A Man Walked Into the Basketball Office At USC

March 21, 2007 3:22 PM

No appointment. No relationship. No nothing. As Lee Jenkins tells it in today's New York Times, he just told Coach Tim Floyd that blue chip recruit O.J. Mayo wanted to play for him.

"O. J. wanted me to come here today," the man told Floyd. "He wanted me to figure out who you are."

Floyd was desperate enough to play along. His starting point guard, Ryan Francis, had been murdered two months earlier. The backup, Gabe Pruitt, was in academic trouble. The third-stringer, a walk-on, was leaving college.

"Why aren't you at Arizona or Connecticut?" Floyd recalled asking.

The man explained that Mayo wanted to market himself before going to the N.B.A., and that Los Angeles would give him the best possible platform.

"Then why aren't you at U.C.L.A.?" Floyd asked.

The man shook his head. U.C.L.A. had already won 11 national championships. It had already produced many N.B.A. stars. Mayo wanted to be a pioneer for a new era.

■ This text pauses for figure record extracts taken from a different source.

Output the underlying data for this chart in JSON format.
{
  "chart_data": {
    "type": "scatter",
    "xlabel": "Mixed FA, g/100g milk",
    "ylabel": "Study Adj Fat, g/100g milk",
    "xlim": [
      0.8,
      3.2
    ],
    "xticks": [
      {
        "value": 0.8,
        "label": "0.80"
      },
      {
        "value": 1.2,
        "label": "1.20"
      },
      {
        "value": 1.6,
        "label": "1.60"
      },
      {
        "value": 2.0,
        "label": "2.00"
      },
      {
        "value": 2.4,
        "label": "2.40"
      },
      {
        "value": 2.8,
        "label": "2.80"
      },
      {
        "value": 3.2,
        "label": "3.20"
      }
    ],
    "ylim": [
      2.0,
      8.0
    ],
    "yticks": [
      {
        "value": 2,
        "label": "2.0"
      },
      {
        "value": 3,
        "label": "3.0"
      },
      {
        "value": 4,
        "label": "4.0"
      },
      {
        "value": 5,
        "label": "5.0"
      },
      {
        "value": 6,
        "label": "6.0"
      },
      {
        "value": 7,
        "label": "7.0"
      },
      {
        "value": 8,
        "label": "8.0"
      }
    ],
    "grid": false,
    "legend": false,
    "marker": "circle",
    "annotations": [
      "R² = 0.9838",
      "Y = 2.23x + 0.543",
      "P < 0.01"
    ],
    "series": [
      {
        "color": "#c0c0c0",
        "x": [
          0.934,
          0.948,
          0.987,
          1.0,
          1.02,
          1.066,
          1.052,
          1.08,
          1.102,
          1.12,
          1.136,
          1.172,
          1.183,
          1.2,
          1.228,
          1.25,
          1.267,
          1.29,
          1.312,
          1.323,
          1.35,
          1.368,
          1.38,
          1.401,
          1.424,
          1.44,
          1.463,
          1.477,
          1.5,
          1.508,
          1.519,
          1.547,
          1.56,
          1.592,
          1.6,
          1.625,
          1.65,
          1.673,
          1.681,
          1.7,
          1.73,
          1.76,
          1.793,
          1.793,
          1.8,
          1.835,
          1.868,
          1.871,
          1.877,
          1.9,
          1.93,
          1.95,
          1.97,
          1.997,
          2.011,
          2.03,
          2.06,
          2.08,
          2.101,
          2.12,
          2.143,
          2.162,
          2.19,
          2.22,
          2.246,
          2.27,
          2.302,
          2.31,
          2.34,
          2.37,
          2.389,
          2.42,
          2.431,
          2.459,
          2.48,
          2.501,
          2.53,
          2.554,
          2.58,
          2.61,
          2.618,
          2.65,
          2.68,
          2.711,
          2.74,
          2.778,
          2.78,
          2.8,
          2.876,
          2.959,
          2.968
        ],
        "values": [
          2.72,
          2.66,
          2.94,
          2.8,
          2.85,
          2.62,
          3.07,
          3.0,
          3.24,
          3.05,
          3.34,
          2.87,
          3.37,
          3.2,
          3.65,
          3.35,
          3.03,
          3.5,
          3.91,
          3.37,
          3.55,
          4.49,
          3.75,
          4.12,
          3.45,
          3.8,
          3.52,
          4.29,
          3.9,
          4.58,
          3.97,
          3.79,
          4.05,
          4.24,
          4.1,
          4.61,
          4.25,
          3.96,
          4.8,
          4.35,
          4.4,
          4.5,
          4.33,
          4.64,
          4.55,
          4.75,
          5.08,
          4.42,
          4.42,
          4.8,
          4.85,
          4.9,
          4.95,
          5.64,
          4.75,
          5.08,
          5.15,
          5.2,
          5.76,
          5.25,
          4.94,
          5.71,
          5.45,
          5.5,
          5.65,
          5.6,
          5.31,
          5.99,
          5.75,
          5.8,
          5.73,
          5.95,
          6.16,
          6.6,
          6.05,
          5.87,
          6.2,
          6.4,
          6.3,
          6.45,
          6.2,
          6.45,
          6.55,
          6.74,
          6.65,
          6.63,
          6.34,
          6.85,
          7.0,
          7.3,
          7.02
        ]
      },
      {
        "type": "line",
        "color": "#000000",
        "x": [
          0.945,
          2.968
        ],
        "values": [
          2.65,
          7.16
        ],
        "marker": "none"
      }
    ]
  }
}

"Let me call him," Floyd said.

The man shook his head again. "O. J. doesn't give out his cell," he said. "He'll call you."

Floyd remembers the meeting lasting 45 minutes. He learned that the man's name was Ronald Guillory, and that he was an event promoter in Los Angeles who had befriended Mayo. Other than that, Floyd learned absolutely nothing.

"There was no way that kid was going to call," Floyd said. "There was no way."

Mayo did call, of course, and now he has signed a letter of intent, and recruited some friends. If he actually shows up to play, it'll be cemented as one of the strangest stories in college basketball recruiting history.